Возможно, что самым тяжким для интернированных было именно незнание того, когда ждать освобождения и какова будет жизнь после возвращения на свободу. Их настроения хорошо характеризует написанное Э. Ореховым: «Ни один из нас, за исключением разве что нескольких человек, не знает когда двери лагеря откроются и мы получим свободу. И для заключенного это тяжелее всего, ведь при бессрочном заключении, не зная конца этим дням, нет возможности и вести их счет. Было бы и то легче, если бы сказали, что срок наш пожизненный, а так, не сделав ничего преступного, антигосударственного и противоречащего тогдашним законам Латвии, ты вынужден сидеть…без надежд, без мыслей о будущем».33
Кто помещался в лагерь?
Почти все лица, арестованные 16 марта и несколько позднее, были помещены в тюрьмы, а уже оттуда перевезены в лагерь. Списки арестованных составляла политическая полиция вместе с Информационным отделом Штаба армии. Позднее в эмиграции Алфредс Берзиньш, один из участников переворота и идеологов авторитарного режима, признал, что в переломный момент не было возможности оценить каждый случай отдельно и допустил, что по этой причине кто-то мог быть арестован (интернирован) незаслуженно.34 Не ясно и то по каким критериям их пересылали из тюрем в лагерь. Среди интернированных были главным образом те, кто был арестован без предъявления обвинения, и лишь немногие совершили какое-либо правонарушение до или после переворота. Например, Карлис Алдерс в 1933 году сказал, через год такого государства как Латвия больше не будет существовать, а Густавс Гутманис после переворота заявил, что дома «насильников» задымятся, под чем понималось то, что его целью было поджечь дом начальника Бириньского отдела айзсаргов и дома других айзсаргов; у некоторых было найдено оружие, листовки с воззваниями.
Обозначение статуса помещаемых в лагерь наглядно демонстрирует неопределенность, связанную с лагерем. В начале обитатели лагеря в официальной переписке назывались арестованными или заключенными. С начала июня, как кажется, их статус прояснился - официально все они числились как интернированные.

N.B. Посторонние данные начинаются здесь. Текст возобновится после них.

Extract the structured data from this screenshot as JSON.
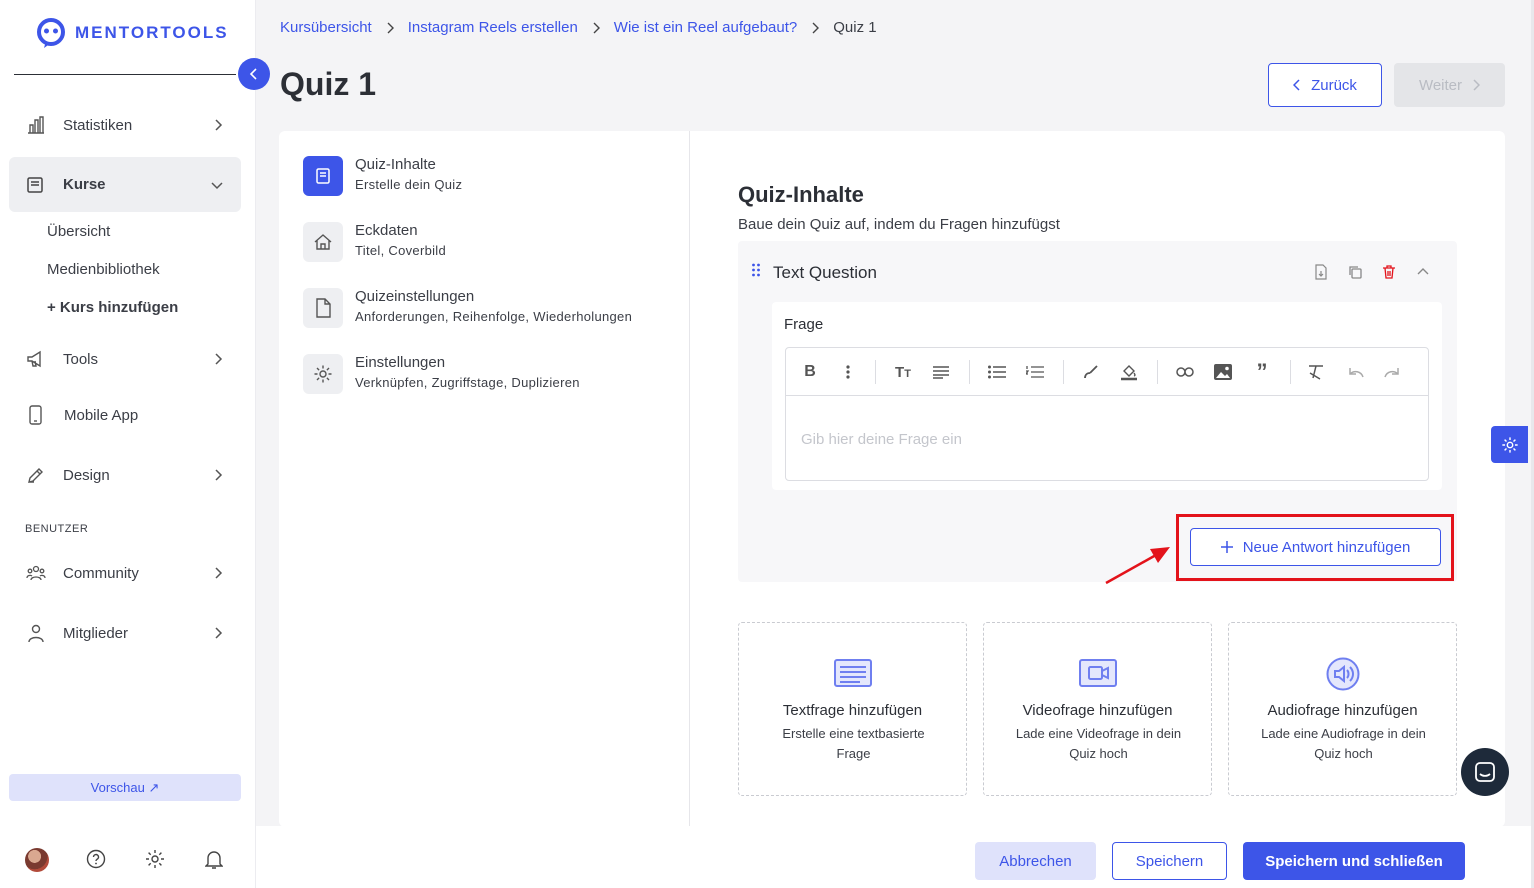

Бо́льшая часть интернированных (322 или 87%) являлась членами Латвийской социал-демократической рабочей партии или членами связанных с ней обществ и профсоюзов. В Лиепайском лагере находились депутаты Сейма и ведущие партийные работники - Флорианс Анкипанс, Волдемарс Бастъянис, Ансис Бушевичс, Карлис Декенс, Робертс Дукурс, Эдуардс Дзелзитис, Херманис Каупиньш, Паулс Леиньш, Фрицис Мендерс, Изидорс Муйжниекс, Эдуардс Радзиньш, Микелис Розенталс, Ансис Рудевицс, Андрейс Вецкалнс, Янис Вишня, Петерис Зейболтс. В лагерь также попали многие другие известные социал-демократы: Янис Аугшкалнс-Абербергс (член Рижского партийного комитета, а также член Рижской городской управы), Рудолфс Дриллис (член Рижской городской управы), Карлис Эртнерс (голова города Сигулда), писатель Валдис Гревиньш, Янис Ягарс (товарищ Рижского городского головы), Клавс Лоренцс, Ноийс Майзелис, бывший депутат Эрнестс Морицс, Отомарс Ошкалнс, Владимир Пигулевский (начальник Управления белорусских школ Министерства образования), Таливалдис Скрейя, Арнолдс Сердантс, писатель Карлис Тифенталс (Дзильлея), Эрнестс Бирзниекс (товарищ Лиепайского городского головы) Вулфс Хиршхорнс (товарищ Айзпутского городского головы), директор Ипотечного банка Робертс Билманис. Восемь интернированных являлись членами Латвийской объединенной партии сионистов-социалистов (среди них Макс Лазерсон).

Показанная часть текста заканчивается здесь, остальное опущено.